What has Ben Bernanke wrought? Since the FED CHAIRMAN uttered that Phrase “FISCAL CLIFF” at the now infamous April 25 press conference, the S&P has dropped more than 6% (take out month-end window dressing). Investors were unnerved by the Bernanke acknowledgement of a huge drop in GDP if the Washington politicos did not start to deal with the problem of fiscal retrenchment that awaits. It has been estimated that the hit from spending cuts and tax increases will result in at least a 3.5% hit to U.S. growth. It was Bernanke that lit the fuse and today the CBO weighed in with its great concern over the “fiscal cliff.”

The market now has the CLIFF in its mind 24/7 and coupled with Europe 48/14, it seems that deleveraging is all the rage. The Germans say nein to EUROBONDS so the pressure on the Bernanke FED grows by the hour. This market has been breast-fed on the concept of PORTFOLIO BALANCE CHANNEL and Greenspan’s beloved “wealth effect.” The FED now has its entire being on the line as Europe seems paralyzed by politics and all other financial powers await some type of leadership. Will there be an increase in the usage of the FED’S SWAP LINE to ensure that the Europeans have enough DOLLARS to meet OVERNIGHT FUNDING CONCERNS?
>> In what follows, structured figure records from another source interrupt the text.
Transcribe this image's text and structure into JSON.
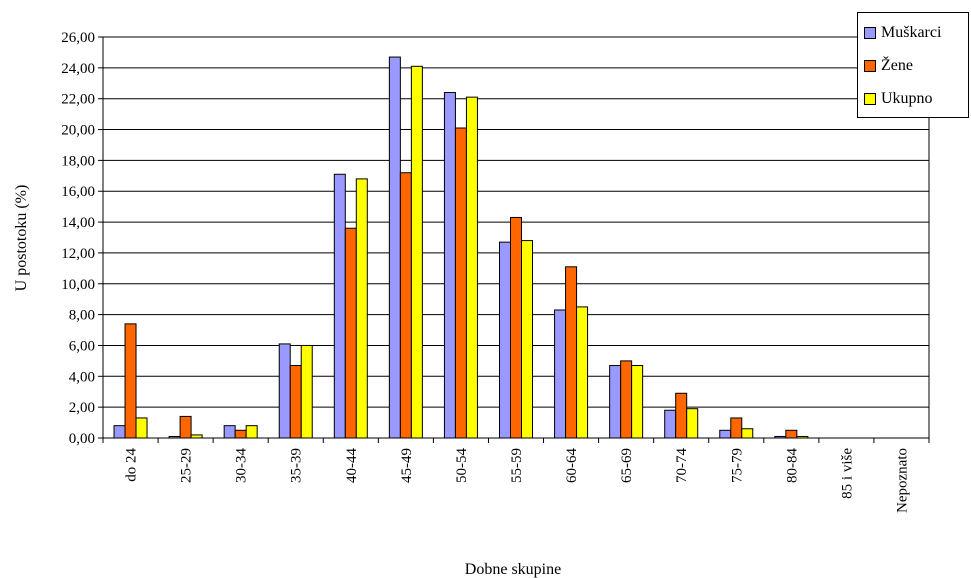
{
  "chart_data": {
    "type": "bar",
    "xlabel": "Dobne skupine",
    "ylabel": "U postotoku (%)",
    "ylim": [
      0,
      26
    ],
    "ytick_step": 2,
    "yticks": [
      "0,00",
      "2,00",
      "4,00",
      "6,00",
      "8,00",
      "10,00",
      "12,00",
      "14,00",
      "16,00",
      "18,00",
      "20,00",
      "22,00",
      "24,00",
      "26,00"
    ],
    "grid": true,
    "legend_position": "top-right",
    "categories": [
      "do 24",
      "25-29",
      "30-34",
      "35-39",
      "40-44",
      "45-49",
      "50-54",
      "55-59",
      "60-64",
      "65-69",
      "70-74",
      "75-79",
      "80-84",
      "85 i više",
      "Nepoznato"
    ],
    "series": [
      {
        "name": "Muškarci",
        "color": "#9999ff",
        "values": [
          0.8,
          0.1,
          0.8,
          6.1,
          17.1,
          24.7,
          22.4,
          12.7,
          8.3,
          4.7,
          1.8,
          0.5,
          0.1,
          0,
          0
        ]
      },
      {
        "name": "Žene",
        "color": "#ff6600",
        "values": [
          7.4,
          1.4,
          0.5,
          4.7,
          13.6,
          17.2,
          20.1,
          14.3,
          11.1,
          5.0,
          2.9,
          1.3,
          0.5,
          0,
          0
        ]
      },
      {
        "name": "Ukupno",
        "color": "#ffff00",
        "values": [
          1.3,
          0.2,
          0.8,
          6.0,
          16.8,
          24.1,
          22.1,
          12.8,
          8.5,
          4.7,
          1.9,
          0.6,
          0.1,
          0,
          0
        ]
      }
    ]
  }
}
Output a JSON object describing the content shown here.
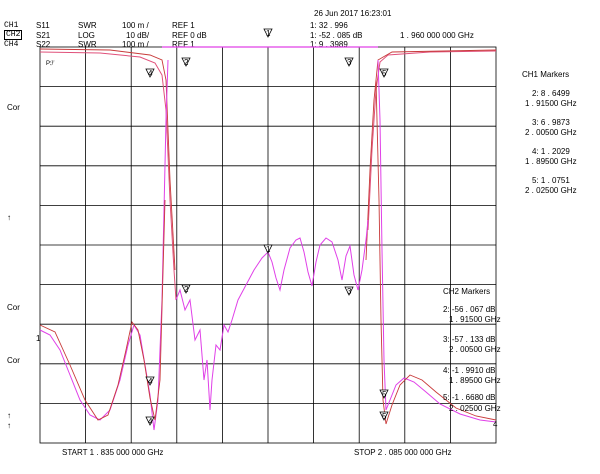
{
  "header": {
    "datetime": "26 Jun 2017  16:23:01",
    "channels": [
      {
        "ch": "CH1",
        "param": "S11",
        "fmt": "SWR",
        "scale": "100 m /",
        "ref": "REF 1",
        "boxed": false
      },
      {
        "ch": "CH2",
        "param": "S21",
        "fmt": "LOG",
        "scale": "10 dB/",
        "ref": "REF 0 dB",
        "boxed": true
      },
      {
        "ch": "CH4",
        "param": "S22",
        "fmt": "SWR",
        "scale": "100 m /",
        "ref": "REF 1",
        "boxed": false
      }
    ],
    "readout": {
      "line1": "1:  32 . 996",
      "line2": "1: -52 . 085   dB",
      "line3": "1:  9 . 3989",
      "freq": "1 . 960  000  000   GHz"
    }
  },
  "axis": {
    "start": "START   1 . 835  000  000   GHz",
    "stop": "STOP   2 . 085  000  000   GHz",
    "ref_mark": "1",
    "side_labels": [
      "Cor",
      "↑",
      "Cor",
      "Cor",
      "↑",
      "↑"
    ],
    "pf": "Pℱ"
  },
  "ch1_markers": {
    "title": "CH1   Markers",
    "items": [
      {
        "v": "2:  8 . 6499",
        "f": "1 . 91500   GHz"
      },
      {
        "v": "3:  6 . 9873",
        "f": "2 . 00500   GHz"
      },
      {
        "v": "4:  1 . 2029",
        "f": "1 . 89500   GHz"
      },
      {
        "v": "5:  1 . 0751",
        "f": "2 . 02500   GHz"
      }
    ]
  },
  "ch2_markers": {
    "title": "CH2   Markers",
    "items": [
      {
        "v": "2: -56 . 067   dB",
        "f": "1 . 91500   GHz"
      },
      {
        "v": "3: -57 . 133   dB",
        "f": "2 . 00500   GHz"
      },
      {
        "v": "4: -1 . 9910   dB",
        "f": "1 . 89500   GHz"
      },
      {
        "v": "5: -1 . 6680   dB",
        "f": "2 . 02500   GHz"
      }
    ]
  },
  "trace_marker_labels": [
    "1",
    "2",
    "3",
    "4",
    "5"
  ],
  "colors": {
    "ch1": "#e0507a",
    "ch2": "#e040e8",
    "ch4": "#c83a3a",
    "grid": "#000000"
  }
}
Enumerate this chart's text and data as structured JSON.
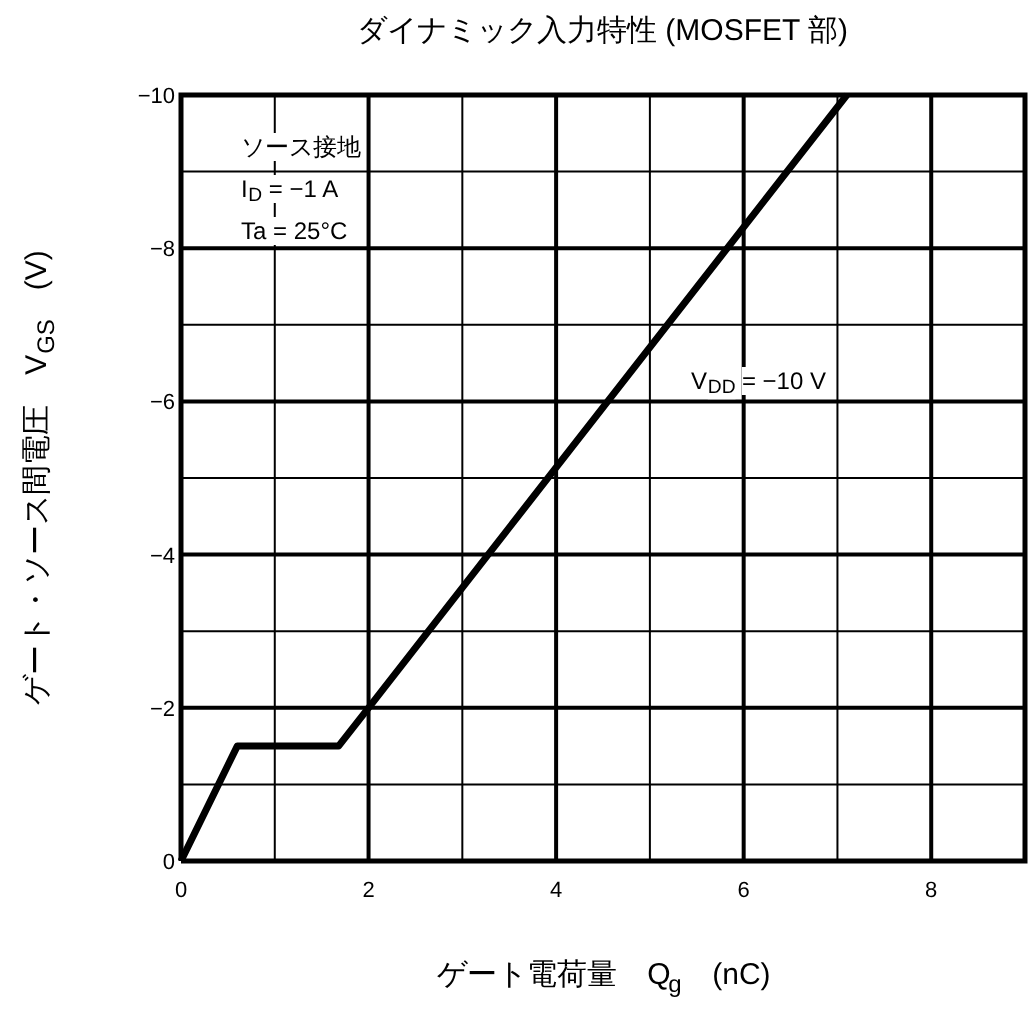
{
  "chart_data": {
    "type": "line",
    "title": "ダイナミック入力特性 (MOSFET 部)",
    "xlabel": "ゲート電荷量　Q$_{g}$　(nC)",
    "ylabel": "ゲート・ソース間電圧　V$_{GS}$　(V)",
    "x": [
      0,
      0.6,
      1.68,
      2,
      7.1
    ],
    "series": [
      {
        "color": "#000000",
        "values": [
          0,
          -1.5,
          -1.5,
          -2,
          -10
        ]
      }
    ],
    "xlim": [
      0,
      9
    ],
    "xticks": [
      0,
      {
        "value": 1,
        "label": null
      },
      2,
      {
        "value": 3,
        "label": null
      },
      4,
      {
        "value": 5,
        "label": null
      },
      6,
      {
        "value": 7,
        "label": null
      },
      8
    ],
    "ylim": [
      0,
      -10
    ],
    "yticks": [
      {
        "value": 0,
        "label": "0"
      },
      {
        "value": -1,
        "label": null
      },
      {
        "value": -2,
        "label": "−2"
      },
      {
        "value": -3,
        "label": null
      },
      {
        "value": -4,
        "label": "−4"
      },
      {
        "value": -5,
        "label": null
      },
      {
        "value": -6,
        "label": "−6"
      },
      {
        "value": -7,
        "label": null
      },
      {
        "value": -8,
        "label": "−8"
      },
      {
        "value": -9,
        "label": null
      },
      {
        "value": -10,
        "label": "−10"
      }
    ],
    "grid": true,
    "line_style": "solid",
    "marker": "none",
    "annotations": [
      "ソース接地",
      "I$_{D}$ = −1 A",
      "Ta = 25°C",
      "V$_{DD}$ = −10 V"
    ]
  }
}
The world sits on a FINANCIAL CLIFF that can easily lead to a massive new round of deleveraging. The G-8 proved powerless to support the global system. Is there any global institution with the ability to craft together a plan of action? Fear of a deleveraging spiral is REAL. I HEARD IT THROUGH A GOLDVINE.

***Last night the Japanese Central Bank held at its present level of commitment and decided to hold off on further liquidity adds. The effect was to send the YEN rallying as the market had been expecting a new round of tepid QE. The BOJ is holding firm in its belief that the Japanese budget deficit needs to be trimmed and is waiting to see what PRIME MINISTER NODA can achieve in his quest to raise the sales tax.

It is no time for the Japanese to be worrying about its budget. A strong YEN in a globally challenged economic morass is no way to grow your economy. The Japanese have muddled through the last 20 years because global growth was strong enough to keep the Japanese export engine alive. It is time to awaken GODZILLA AND MOTHRA with some massive amounts of stimulus, especially with the EUR/YEN trading below 100.

***The Germans see the crisis as no problem as they are offering a zero coupon short-dated instrument. The SCHATZ is back at 4 basis points. More importantly, the SWISS 2-YEAR NOTE is trading at NEGATIVE  20 BASIS POINTS. There is no problem as long as you have a bureaucratic job in Brussels or are a German auto maker. Adding to the problems in Europe is that the Irish 2/10 curve has flattened quite a bit recently, adding to concern that some investors are dumping some of the shorter term Irish debt. Again, do the math and the world certainly in a state where 2+2=5.